In diesem Zusatzprotokoll wird Großbritannien eingeräumt, seinen Eintritt in die letzte Stufe von einem positiven Votum des britischen Parlaments und der britischen Regierung abhängig zu machen.
Dänemark läßt durch eine Volksabstimmung diese Entscheidung treffen.
4.6 Das Europäische System der Zentralbanken ( ESZB)
4.6.1 Aufbau und Struktur
Das ESZB ist dem Modell der Deutschen Bundesbank nachgebildet. Es setzt sich aus der Europäischen Zentralbank ( EZB) und den Zentralbanken der Mitgliedsstaaten zusammen. Das führende Entscheidungsorgan ist der Rat der EZB, der auch die Entscheidungen über die Geldpolitik trifft. Bestandteile davon sind die Präsidenten der nationalen Zentralbanken sowie das EZB-Direktorium ( Präsident, Vizepräsident und vier weitere Mitglieder, die von den Regierungschefs der Teilnehmerstaaten ernannt werden).
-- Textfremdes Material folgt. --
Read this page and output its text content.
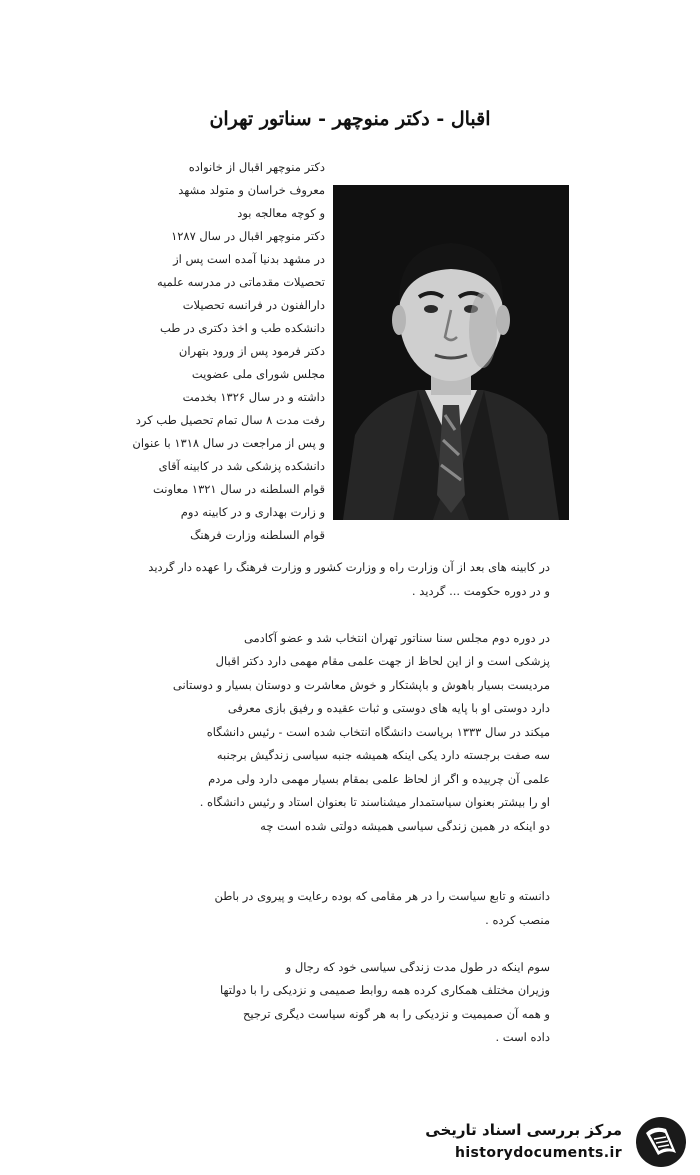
اقبال - دکتر منوچهر - سناتور تهران
دکتر منوچهر اقبال از خانواده
معروف خراسان و متولد مشهد
و کوچه معالجه بود
دکتر منوچهر اقبال در سال ۱۲۸۷
در مشهد بدنیا آمده است پس از
تحصیلات مقدماتی در مدرسه علمیه
دارالفنون در فرانسه تحصیلات
دانشکده طب و اخذ دکتری در طب
دکتر فرمود پس از ورود بتهران
مجلس شورای ملی عضویت
داشته و در سال ۱۳۲۶ بخدمت
رفت مدت ۸ سال تمام تحصیل طب کرد
و پس از مراجعت در سال ۱۳۱۸ با عنوان
دانشکده پزشکی شد در کابینه آقای
قوام السلطنه در سال ۱۳۲۱ معاونت
و زارت بهداری و در کابینه دوم
قوام السلطنه وزارت فرهنگ
در کابینه های بعد از آن وزارت راه و وزارت کشور و وزارت فرهنگ را عهده دار گردید
و در دوره حکومت ... گردید .
در دوره دوم مجلس سنا سناتور تهران انتخاب شد و عضو آکادمی
پزشکی است و از این لحاظ از جهت علمی مقام مهمی دارد دکتر اقبال
مردیست بسیار باهوش و باپشتکار و خوش معاشرت و دوستان بسیار و دوستانی
دارد دوستی او با پایه های دوستی و ثبات عقیده و رفیق بازی معرفی
میکند در سال ۱۳۳۳ بریاست دانشگاه انتخاب شده است - رئیس دانشگاه
سه صفت برجسته دارد یکی اینکه همیشه جنبه سیاسی زندگیش برجنبه
علمی آن چربیده و اگر از لحاظ علمی بمقام بسیار مهمی دارد ولی مردم
او را بیشتر بعنوان سیاستمدار میشناسند تا بعنوان استاد و رئیس دانشگاه .
دو اینکه در همین زندگی سیاسی همیشه دولتی شده است چه
دانسته و تابع سیاست را در هر مقامی که بوده رعایت و پیروی در باطن
منصب کرده .
سوم اینکه در طول مدت زندگی سیاسی خود که رجال و
وزیران مختلف همکاری کرده همه روابط صمیمی و نزدیکی را با دولتها
و همه آن صمیمیت و نزدیکی را به هر گونه سیاست دیگری ترجیح
داده است .
مرکز بررسی اسناد تاریخی
historydocuments.ir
Notenbankpräsidenten von Ländern, für die eine Ausnahmeregelung gilt, sind nicht Mitglieder des EZB-Rates. Solange nicht alle EU-Staaten die Konvergenzkriterien erfüllt haben, gibt es deswegen einen erweiterten Rat, in dem die Präsidenten aller nationalen Notenbanken ein Sitz- und Stimmrecht haben. Er ist das Bindeglied zwischen Teilnehmern und Ländern mit Sonderstatus.
4.6.2 Hauptaufgaben des ESZB
Mit Beginn der 3. Stufe geht die Verantwortung für die gemeinsame Geldpolitik der teilnehmenden Staaten auf das ESZB über. Aus diesem Grund ist sein vorrangiges Ziel die Sicherung der Preisstabilität ( Art. 105). Im geldpolitischen Bereich lassen sich vier wichtige Aufgabenbereiche einteilen:
. Bestimmung und Ausführung der Geldpolitik
. Durchführung von Transaktionen am Devisenmarkt
. Verwaltung von Währungsreserven
. Unterstützung eines fehlerfreien Ablaufs des Zahlungsverkehrs
Für diese Tätigkeiten stehen dem ESZB alle in einer Marktwirtschaft gebräuchlichen Notenbankinstrumente zur Verfügung.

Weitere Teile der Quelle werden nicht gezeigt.